I won’t pretend to have much insight into the various types of entrepreneurs and what makes them successful. My background has not really been in that space. I have however, spent a lot of time as a member or leader of influential teams inside larger organizations. Because of that background, I look at these two styles from the lens of culture, and how it affects employee engagement and productivity.

There is rarely a single culture within medium to large businesses. It really comes down to different teams – or perhaps tribes is more appropriate. Groups of like-minded workers tend to find each other, collaborate and support each other. The most cohesive and effective teams are made up of these people – with the same kinds of principles guiding their work. Ideally, the whole organization is united.

But that’s almost never the case, once your organization has multiple teams. There seem to always be clashing groups who value different ideals and focus on success in different ways.

I wouldn’t say this is a terrible thing – after all, different types of work require different types of people. Head into the software engineering department for example. You will undoubtedly find a very different culture compared with the sales team – appropriately so. Is a Missionary or Mercenary mindset right? I think it depends.

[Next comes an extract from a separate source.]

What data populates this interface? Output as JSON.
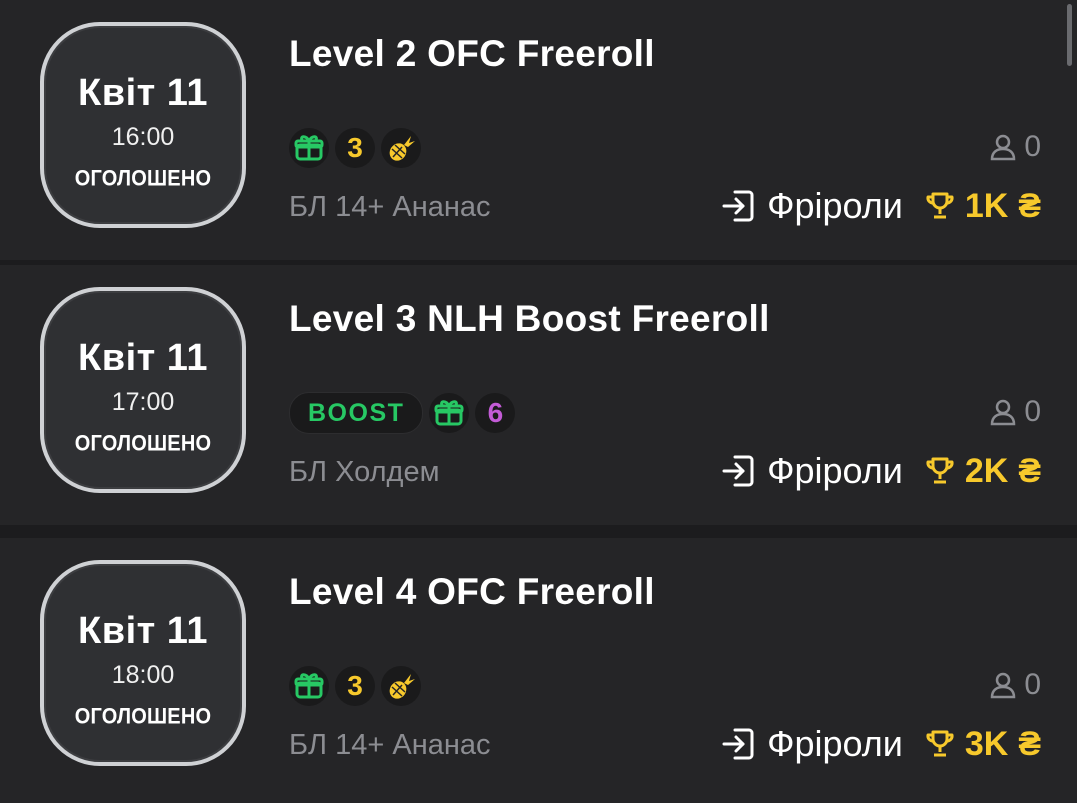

I have tried very hard on my teams to develop aspects of the missionary culture described by Doerr. I consider it the right approach for customer-centric marketing, and it matches my style.

It’s not too hard to bring in people with that mindset when you hire the team. Transitioning an existing team into that mode requires some effort for sure. The hardest part is broadening that culture to the rest of the organization.

So how do build a team of missionaries? Here are my thoughts:

  • Lead by example. First and foremost, ensure that you have and show the qualities you want your team or colleagues to adopt. Funny how this one has to be said.
  • Be Explicit. Have a conversation with your boss, your team, your coworkers, etc. Discuss the culture you all want to have, and get on the same page.  Hold each other accountable.
  • Hire them. Make sure that when you bring people on board you are hiring for those qualities. It sends a clear message to the existing team that these are desirable traits too.
  • Praise the right things. It’s sad how often folks talk about these high ideals, but when bonus time or promotion time comes around, it’s the cut-throat mercenaries that get the credit. It’s fine to praise results, but if you want the how to change you can’t ignore it.
  • Know when you are beat. If you are working for a mercenary leadership team, you may have to come to grips with the fact that it isn’t going to change. Sure your team or your tribe may be able to operate as Doerr describes, but you will always be at odds with the rest of the company. They will take their cues from the leadership in place, and you trying to change that may even feel threatening to them.
    The long and short of it is that you may have to recognize that this isn’t the company for you. “It wasn’t a good fit” is not the worst thing to have to say at your next interview.

What about you? What do you do to try to build the right culture in your business?